Siamo più poveri
Presentato da Caritas e Fondazione Zancan il nuovo rapporto sullo stato della povertà in Italia. Pagano le famiglie.
Siamo più poveri. È quanto emerge dal decimo Rapporto su povertà ed esclusione sociale in Italia, dal titolo emblematico In caduta libera a cura della Caritas italiana e la Fondazione Zancan. Analizzando i dati Istat sembrerebbe il contrario perché l’incidenza della povertà relativa era al 10,8 per cento e nel 2008 all’11,3 per cento. In realtà si tratterebbe di un’illusione ottica in quanto la linea della povertà relativa è scesa da 996,67 euro a 983,01 euro del 2009 per un nucleo di due persone.
Con un’operazione di ricalcolo, considerando l’inflazione e la capacità reale del potere di acquisto, la linea della povertà relativa sale a 1000, 67 euro di oggi. All’interno di questa fascia ci sarebbero 560 mila persone in più da sommare ai 7 milioni e 810 mila poveri stimati dall’Istat nelle statistiche ufficiali. I veri poveri sarebbero, quindi, 8 milioni e 370 mila nel 2009. Il 3,7 per cento in più rispetto all’anno precedente.
A risentirne di più «la famiglia – dichiara don Giuseppe Pasini, presidente della Fondazione Zancan, – che è la principale vittima della povertà e dell’impoverimento». Soprattutto quelle con 3 figli o più, soprattutto se minori e che risiedono nel Mezzogiorno con un basso grado di istruzione.
E in Italia più alto è il numero dei figli, maggiore è il rischio di povertà. Con un solo figlio minore l’incidenza della povertà relativa sale dal 10,8 per cento, il dato medio, al 12,1. Con tre figli l’incidenza è del 26,1 per cento. Le conseguenze sul tasso di natalità, (non servono i dati degli esperti), sono evidenti.
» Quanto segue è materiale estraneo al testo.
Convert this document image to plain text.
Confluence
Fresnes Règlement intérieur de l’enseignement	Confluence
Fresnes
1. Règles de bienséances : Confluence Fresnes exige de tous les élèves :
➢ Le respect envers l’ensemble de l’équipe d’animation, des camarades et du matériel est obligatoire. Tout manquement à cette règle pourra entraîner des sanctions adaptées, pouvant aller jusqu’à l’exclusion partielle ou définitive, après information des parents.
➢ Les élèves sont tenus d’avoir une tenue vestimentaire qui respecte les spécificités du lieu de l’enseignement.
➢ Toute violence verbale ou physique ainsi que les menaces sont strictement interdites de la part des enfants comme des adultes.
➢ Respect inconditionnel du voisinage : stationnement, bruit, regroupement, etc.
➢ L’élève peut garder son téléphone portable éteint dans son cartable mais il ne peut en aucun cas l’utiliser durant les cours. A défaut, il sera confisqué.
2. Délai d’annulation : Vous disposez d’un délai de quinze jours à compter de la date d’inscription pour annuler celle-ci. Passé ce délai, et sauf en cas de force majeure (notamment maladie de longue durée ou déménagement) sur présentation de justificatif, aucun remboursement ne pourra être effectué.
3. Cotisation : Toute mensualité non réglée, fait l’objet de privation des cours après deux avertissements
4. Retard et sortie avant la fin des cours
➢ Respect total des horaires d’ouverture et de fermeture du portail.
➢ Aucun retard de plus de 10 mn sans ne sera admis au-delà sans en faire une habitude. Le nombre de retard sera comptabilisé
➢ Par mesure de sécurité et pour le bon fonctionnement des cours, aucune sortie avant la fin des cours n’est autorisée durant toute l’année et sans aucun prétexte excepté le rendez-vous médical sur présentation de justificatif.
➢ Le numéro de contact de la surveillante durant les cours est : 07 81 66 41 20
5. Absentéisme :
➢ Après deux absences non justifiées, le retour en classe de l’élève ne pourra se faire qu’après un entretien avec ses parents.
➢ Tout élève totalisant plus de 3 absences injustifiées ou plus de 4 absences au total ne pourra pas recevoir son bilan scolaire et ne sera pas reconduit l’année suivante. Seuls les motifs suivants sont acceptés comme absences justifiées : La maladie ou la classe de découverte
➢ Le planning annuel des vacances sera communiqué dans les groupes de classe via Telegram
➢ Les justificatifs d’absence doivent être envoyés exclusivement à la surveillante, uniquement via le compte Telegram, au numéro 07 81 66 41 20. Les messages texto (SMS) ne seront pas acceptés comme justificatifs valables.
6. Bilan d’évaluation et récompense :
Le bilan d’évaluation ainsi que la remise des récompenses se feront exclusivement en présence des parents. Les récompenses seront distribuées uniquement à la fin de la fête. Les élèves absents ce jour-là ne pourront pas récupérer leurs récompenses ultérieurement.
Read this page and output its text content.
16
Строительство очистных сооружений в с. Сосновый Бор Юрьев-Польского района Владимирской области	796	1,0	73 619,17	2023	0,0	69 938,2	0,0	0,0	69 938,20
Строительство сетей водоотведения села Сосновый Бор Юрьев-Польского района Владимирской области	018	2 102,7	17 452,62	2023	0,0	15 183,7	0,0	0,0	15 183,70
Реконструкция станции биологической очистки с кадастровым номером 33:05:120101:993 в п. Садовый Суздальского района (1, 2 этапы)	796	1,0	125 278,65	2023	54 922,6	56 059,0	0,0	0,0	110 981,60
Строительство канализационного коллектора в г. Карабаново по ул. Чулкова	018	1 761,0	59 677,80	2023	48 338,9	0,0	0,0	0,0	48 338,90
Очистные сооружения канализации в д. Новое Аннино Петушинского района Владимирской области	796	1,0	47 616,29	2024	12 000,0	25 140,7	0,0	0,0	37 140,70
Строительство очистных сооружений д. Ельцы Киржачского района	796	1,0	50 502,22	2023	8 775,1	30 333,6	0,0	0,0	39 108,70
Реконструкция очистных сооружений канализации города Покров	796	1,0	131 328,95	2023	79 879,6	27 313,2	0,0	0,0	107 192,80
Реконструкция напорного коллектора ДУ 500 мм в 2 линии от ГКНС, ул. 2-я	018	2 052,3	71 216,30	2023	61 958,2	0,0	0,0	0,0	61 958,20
Intanto l’età della celebrazione del matrimonio si innalza a 32 anni per gli uomini e a 29 anni per le donne, contraendo l’età della fertilità e il primo parto avviene in media a 32 anni.
Frutto anche in parte della crisi economica, cresce in tutta Europa il numero degli aborti. Una vera ecatombe. 7.400 al giorno. Nel 2008 sono stati 2,9 milioni. «Qualunque sia il giudizio etico attribuito al fenomeno – commenta don Pasini –, è certo che siamo di fronte a un fatto socialmente grave».
Ma è tutta la società nell’insieme che si è impoverita in una situazione di forte crisi economica che, nonostante quanto dichiarano i politici, non è affatto terminata. Il credito al consumo scende dell’11 per cento, i prestiti personali del 13, mentre aumenta la cessione del quinto, salita dell’8 per cento. Nella vita di tutti i giorni le conseguenze si manifestano nella difficoltà a pagare la spesa, il mutuo e le cambiali.
Alcuni dei difetti italiani sembrano cronicizzati mentre, per contrastare meglio la povertà basterebbe spendere meno di quanto attualmente spendono i comuni italiani, in alcuni casi anche la metà, perché l’errore è sempre lo stesso: si danno troppi soldi, sotto forme di assistenzialismo, e si forniscono pochi servizi. Occorrerebbe una strategia di alto respiro e un piano organico di contrasto alla povertà perché gli interventi occasionali, una sorta di elemosina di Stato, affrontano le emergenze cercando di frenare le crisi estemporanee, ma non agiscono in profondità e non sanano i problemi.